KiwiSaver at ten years old
Breaking trust, one answer at a time

Fraud is real, that's why we underwrite, verify, and investigate, and most clients want us to

News reports show that clients still take desperate measures, at times, to defraud insurance companies. That fact is often overlooked when journalists are writing about someone being denied cover for non-disclosure, or a claim payment is held up for weeks while something is investigated. 

Asteron Life, Pinnacle Life, and AA Life, were all the targets in this case. You can read in the article at this link, on goodreturns. Asteron Life unfortunately paid a fraudulent claim, before it was spotted by Pinnacle Life, and then by AA Life (which is a joint venture between Asteron Life and AA). While paying a fraudulent claim is embarrassing, and I am sure that an extensive review is going on to prevent any repeat of that, there is a wider story about fraud. Life cover fraud is difficult, and therefore rare. But fraud involving income protection or medical insurance is much more common, and harder to spot: a claim going on too long, an unreasonable price, or unnecessary tests and procedures can all look just 'arguable'. Insurers worry that they will look mean, or untrustworthy themselves if they dither. That's why a common industry saying is 'if in doubt, pay out'.

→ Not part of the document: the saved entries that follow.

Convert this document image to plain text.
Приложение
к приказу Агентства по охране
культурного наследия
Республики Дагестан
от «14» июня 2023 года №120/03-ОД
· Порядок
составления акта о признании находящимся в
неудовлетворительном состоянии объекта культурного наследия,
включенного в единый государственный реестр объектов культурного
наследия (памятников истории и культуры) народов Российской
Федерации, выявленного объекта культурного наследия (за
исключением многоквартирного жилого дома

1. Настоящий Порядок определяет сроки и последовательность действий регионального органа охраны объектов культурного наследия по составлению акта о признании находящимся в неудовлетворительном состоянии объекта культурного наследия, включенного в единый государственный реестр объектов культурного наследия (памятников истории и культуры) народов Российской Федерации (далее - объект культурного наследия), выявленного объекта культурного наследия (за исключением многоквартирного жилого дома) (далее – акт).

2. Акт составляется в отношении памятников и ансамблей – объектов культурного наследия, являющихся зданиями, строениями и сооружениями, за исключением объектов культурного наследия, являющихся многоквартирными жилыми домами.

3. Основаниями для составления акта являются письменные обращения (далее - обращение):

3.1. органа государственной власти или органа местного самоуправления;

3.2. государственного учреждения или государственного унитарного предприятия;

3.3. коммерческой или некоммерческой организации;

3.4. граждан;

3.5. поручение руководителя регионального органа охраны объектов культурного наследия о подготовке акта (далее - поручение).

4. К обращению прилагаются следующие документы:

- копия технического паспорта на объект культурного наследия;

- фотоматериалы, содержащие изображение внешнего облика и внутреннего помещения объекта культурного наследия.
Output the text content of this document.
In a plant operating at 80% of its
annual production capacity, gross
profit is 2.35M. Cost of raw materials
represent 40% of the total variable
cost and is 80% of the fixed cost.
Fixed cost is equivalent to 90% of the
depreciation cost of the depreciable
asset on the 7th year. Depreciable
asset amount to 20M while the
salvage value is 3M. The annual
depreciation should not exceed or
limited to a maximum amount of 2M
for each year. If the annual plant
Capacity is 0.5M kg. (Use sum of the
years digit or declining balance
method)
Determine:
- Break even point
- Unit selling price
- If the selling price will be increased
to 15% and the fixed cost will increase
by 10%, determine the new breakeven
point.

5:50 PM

But sometimes talking about declines and fraud is a good thing to do. Honest customers like to hear about it. They don't shout about it, but it helps. A very few clients that are strongly motivated by money can spend a lot of time working to defraud an insurer - while insurers are trying to serve the vast majority of honest customers. Most consumers want their cover to be affordable when they aren't claiming, and generous when they need to claim. For them, the message that insurers can be tough on dishonest customers is actually a positive.